Brazil is maintaining both strong imports of gasoline and oil exports despite lower domestic demand and oil production cuts. Yet, exports of fuel oil have been hit by the global economic slowdown of recent months. Meanwhile, coronavirus cases in the country are spiking.
The South American country is one of the hardest-hit countries by the coronavirus, with more than 40,000 cases. This comes after President Jair Bolsonaro remained skeptical about quarantine measures, provoking widespread criticism and forcing local authorities to take stronger measures. The spread of the disease has reached Petrobras platform workers, sending dozens into quarantine and risking the spread of more cases at oil and gas facilities, according to Reuters.
In light of lower global crude and product demand amid the coronavirus crisis, Petrobras announced refinery run cuts and 200,000 bpd of production cuts.
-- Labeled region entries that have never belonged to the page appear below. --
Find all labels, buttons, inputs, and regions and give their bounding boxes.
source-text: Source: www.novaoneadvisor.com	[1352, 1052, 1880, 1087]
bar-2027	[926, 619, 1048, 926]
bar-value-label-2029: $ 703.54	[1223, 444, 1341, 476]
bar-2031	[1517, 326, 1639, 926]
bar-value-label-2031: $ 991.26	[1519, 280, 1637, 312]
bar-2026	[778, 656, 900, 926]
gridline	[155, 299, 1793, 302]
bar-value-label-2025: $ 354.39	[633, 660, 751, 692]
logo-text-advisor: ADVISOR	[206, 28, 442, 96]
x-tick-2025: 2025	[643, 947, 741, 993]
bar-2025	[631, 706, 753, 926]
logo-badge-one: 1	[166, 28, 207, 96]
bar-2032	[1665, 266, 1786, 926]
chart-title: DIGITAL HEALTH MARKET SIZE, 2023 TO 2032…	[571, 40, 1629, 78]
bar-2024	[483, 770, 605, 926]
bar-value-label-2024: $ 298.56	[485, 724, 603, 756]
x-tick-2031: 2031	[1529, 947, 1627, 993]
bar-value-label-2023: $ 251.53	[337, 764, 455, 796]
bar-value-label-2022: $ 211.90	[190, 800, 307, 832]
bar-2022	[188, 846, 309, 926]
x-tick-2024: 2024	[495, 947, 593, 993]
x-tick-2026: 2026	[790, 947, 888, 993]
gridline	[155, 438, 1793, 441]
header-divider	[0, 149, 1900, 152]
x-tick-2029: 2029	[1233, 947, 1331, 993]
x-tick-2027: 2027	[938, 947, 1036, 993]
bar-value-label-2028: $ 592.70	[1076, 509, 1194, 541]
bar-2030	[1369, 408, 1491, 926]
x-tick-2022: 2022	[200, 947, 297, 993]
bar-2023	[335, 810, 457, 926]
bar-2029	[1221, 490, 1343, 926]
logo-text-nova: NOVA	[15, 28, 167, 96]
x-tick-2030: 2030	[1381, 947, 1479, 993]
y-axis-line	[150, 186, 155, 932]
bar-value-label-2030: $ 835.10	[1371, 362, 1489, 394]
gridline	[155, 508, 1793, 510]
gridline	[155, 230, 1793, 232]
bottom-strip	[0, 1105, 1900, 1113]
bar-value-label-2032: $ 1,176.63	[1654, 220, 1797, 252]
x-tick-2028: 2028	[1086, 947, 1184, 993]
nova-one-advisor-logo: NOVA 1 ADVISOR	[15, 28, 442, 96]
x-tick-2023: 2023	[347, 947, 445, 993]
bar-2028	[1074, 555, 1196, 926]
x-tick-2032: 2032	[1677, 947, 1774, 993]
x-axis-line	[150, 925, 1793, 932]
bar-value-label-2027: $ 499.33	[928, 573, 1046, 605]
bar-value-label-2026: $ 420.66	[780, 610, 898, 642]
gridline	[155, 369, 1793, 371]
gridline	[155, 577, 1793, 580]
Despite lower domestic demand, Brazilian gasoline imports in March reached a 5 month high, while middle distillate imports were slightly lower than in previous months. So far in April, refined product imports are looking normal. The majority of imports come from the US.
On the oil side of things, Brazilian exports last month remained above 1 million barrels per day, and they are likely to remain stable as lower refinery runs leave more crude available for export. Additionally, a rebounding Chinese economy, Brazil’s main importer, could help keep oil exports above the 1mn bpd mark.
Meanwhile, Brazilian fuel oil exports, which are largely IMO-compliant low sulfur barrels, almost halved in March compared to January and February, when IMO 2020 regulations first came into place. This drop is caused by several factors, but is most clearly tied to bunker fuel demand-destruction associated with the coronavirus. Cruise ships and container liners, regular buyers of bunker fuel, have scaled back operations, impacting global demand for LSFO.